Hasta el día de hoy mi abuela Yolanda sigue sorprendiéndome con su brío, claridad y discernimiento. Es sensata y abiertamente valiente como pocas mujeres que conozco de su edad y de cualquier edad. Supongo que habita en ella el orgullo de haber sacado el pecho por sí misma, por sus derechos, y por su familia y ante todo por haber sido hasta sus casi 80 años una profesional, independiente y abundante que cuidó a su manada como pudo entre el trabajo y la crianza de 4 hijos. Su cuerpo pequeñito y delgado contiene un espíritu grande, poderoso y sabio al mejor estilo del maestro Shifu de Kung Fu Panda. Boyacense de nacimiento, pero trotamundos como su madre, mi abuela me ha repetido en muchos momentos, “tu no estás sola, que sepan que tienes familia”, cuando se ha atravesado en mi camino el peligro de ser juzgada o atropellada por alguien. Mi abuela sabe defenderse y lo hace bien.
Creo que mujeres como ellas, que han dado la vida por sus familias, son quienes han sentado las bases para que sus sucesoras podamos realizarnos como personas y profesionales, como miembros de familia y de la sociedad. Sin el ejemplo de mis abuelas muchas de las pistas que encuentro para relacionarme sanamente con otros y con la vida, desaparecerían.

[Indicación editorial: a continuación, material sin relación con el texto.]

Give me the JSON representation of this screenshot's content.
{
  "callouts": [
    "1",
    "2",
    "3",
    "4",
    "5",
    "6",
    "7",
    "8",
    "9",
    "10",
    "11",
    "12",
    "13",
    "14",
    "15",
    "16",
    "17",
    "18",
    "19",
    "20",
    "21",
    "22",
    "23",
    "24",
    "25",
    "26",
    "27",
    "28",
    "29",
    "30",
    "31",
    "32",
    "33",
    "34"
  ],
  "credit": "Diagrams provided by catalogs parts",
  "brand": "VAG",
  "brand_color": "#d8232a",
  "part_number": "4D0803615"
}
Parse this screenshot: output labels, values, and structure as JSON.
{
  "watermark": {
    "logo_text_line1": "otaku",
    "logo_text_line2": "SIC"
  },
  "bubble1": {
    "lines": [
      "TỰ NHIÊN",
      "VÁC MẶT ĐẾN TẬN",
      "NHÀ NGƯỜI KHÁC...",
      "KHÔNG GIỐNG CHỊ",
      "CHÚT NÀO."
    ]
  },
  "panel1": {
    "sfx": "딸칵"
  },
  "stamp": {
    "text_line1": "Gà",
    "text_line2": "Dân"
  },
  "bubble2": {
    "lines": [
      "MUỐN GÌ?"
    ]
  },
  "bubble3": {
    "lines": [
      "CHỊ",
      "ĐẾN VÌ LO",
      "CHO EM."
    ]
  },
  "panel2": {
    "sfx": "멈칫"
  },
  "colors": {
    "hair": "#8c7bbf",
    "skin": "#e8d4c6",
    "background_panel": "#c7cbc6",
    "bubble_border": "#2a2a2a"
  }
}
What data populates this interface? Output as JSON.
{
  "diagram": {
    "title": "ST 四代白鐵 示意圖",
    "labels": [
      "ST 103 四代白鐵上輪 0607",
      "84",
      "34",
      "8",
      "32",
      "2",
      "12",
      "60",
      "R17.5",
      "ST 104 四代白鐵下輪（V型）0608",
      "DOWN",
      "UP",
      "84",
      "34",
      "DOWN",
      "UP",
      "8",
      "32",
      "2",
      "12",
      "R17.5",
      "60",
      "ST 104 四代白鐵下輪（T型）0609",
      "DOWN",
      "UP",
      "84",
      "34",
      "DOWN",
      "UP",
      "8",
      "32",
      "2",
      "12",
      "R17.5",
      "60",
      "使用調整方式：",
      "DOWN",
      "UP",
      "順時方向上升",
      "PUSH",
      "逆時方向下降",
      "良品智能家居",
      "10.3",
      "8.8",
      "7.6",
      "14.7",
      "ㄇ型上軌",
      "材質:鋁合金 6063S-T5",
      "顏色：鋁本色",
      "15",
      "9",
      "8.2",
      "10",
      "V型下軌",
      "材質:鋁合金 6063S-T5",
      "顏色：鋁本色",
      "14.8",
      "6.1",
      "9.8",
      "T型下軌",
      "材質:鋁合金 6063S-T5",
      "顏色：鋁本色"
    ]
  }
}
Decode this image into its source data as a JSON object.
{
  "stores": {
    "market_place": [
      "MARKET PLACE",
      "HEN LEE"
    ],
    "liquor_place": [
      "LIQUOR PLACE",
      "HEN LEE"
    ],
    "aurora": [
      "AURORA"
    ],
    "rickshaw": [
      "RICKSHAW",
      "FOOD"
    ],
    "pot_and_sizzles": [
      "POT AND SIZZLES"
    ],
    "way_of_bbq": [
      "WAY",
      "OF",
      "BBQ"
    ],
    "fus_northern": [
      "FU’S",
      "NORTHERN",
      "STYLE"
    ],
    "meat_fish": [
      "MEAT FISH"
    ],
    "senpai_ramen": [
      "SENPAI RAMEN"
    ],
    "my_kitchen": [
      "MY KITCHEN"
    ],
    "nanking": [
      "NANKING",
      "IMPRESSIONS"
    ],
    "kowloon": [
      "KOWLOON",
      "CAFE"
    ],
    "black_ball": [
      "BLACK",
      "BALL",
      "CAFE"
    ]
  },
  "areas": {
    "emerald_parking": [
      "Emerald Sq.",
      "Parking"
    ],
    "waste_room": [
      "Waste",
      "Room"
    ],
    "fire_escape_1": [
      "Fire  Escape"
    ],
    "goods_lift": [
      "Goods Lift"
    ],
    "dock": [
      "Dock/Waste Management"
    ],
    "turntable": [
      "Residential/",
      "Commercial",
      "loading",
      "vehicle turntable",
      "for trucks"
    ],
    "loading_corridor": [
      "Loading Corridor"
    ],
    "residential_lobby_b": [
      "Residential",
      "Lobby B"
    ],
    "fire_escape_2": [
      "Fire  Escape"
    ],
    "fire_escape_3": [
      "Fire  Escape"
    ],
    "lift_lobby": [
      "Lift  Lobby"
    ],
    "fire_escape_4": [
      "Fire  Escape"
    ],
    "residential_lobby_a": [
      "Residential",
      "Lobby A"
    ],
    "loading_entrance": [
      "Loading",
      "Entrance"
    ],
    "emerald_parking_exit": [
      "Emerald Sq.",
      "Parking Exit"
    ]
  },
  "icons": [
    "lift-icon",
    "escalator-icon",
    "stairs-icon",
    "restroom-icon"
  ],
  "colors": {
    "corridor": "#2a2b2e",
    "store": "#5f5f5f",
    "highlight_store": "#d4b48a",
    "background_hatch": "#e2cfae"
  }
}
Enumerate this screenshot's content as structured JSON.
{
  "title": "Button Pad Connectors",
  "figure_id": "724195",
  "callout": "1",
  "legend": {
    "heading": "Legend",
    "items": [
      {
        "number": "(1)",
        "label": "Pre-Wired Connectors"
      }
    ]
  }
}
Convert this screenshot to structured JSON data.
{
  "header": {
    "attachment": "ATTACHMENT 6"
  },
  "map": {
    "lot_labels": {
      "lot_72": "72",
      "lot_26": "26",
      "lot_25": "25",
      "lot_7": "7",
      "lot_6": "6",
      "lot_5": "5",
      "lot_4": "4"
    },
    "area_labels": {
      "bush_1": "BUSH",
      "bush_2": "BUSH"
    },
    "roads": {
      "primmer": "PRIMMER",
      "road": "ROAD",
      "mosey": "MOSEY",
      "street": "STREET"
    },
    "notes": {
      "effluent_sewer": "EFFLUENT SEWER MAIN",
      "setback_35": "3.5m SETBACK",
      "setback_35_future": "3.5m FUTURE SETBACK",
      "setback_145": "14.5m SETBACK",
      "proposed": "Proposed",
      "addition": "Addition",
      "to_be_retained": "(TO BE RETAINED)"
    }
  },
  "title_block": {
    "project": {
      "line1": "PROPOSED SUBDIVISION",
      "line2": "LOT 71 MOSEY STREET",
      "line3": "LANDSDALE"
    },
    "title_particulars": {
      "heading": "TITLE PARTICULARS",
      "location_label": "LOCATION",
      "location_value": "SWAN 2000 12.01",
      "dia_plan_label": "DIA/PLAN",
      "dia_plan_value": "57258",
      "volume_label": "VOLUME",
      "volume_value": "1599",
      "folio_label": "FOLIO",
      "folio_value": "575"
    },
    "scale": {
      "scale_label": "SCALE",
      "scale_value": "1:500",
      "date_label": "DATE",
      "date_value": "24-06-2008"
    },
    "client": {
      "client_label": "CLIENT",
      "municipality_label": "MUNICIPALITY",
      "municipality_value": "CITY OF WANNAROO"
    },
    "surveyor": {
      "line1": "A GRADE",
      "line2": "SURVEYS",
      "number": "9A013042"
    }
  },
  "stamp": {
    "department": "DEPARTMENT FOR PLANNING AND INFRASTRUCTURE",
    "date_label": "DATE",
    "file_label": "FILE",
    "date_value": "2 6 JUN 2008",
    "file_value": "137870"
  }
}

Ellas me han mostrado en lo cotidiano cómo se ama desde las acciones y no desde la teoría. Cómo se cuida y se protege a los que amamos por encima de cualquier consideración egoísta que cruce nuestra mente. Ellas mejor que nadie, saben qué es dar fruto y manifestar abundancia a través del servicio a otros. Mis abuelas evidentemente han sido mi salvación y mi adoración en un mundo que a veces se me antoja crudo, insensible y agresivo. Ellas, con su comidita y con sus actos de amor, previenen que mi corazón se endurezca y que mis defensas se afilen.
Mis abuelas me recuerdan que la verdad, la bondad y la belleza son tres atributos del alma que necesitan ser encarnados día a día para hacer de este un mundo mejor, una familia a la vez. Es por esto que durante un tiempo les seguiré dedicando mis escritos a ellas, para inmortalizar las enseñanzas y el legado inmaterial que han dejado en todos los que hemos tenido la fortuna de atravesar sus caminos y habitar sus hogares.
Para ellas, toda mi admiración y para ustedes mi dedicación a esta labor que seguramente tomará largas horas y conmoverá a más de un corazón.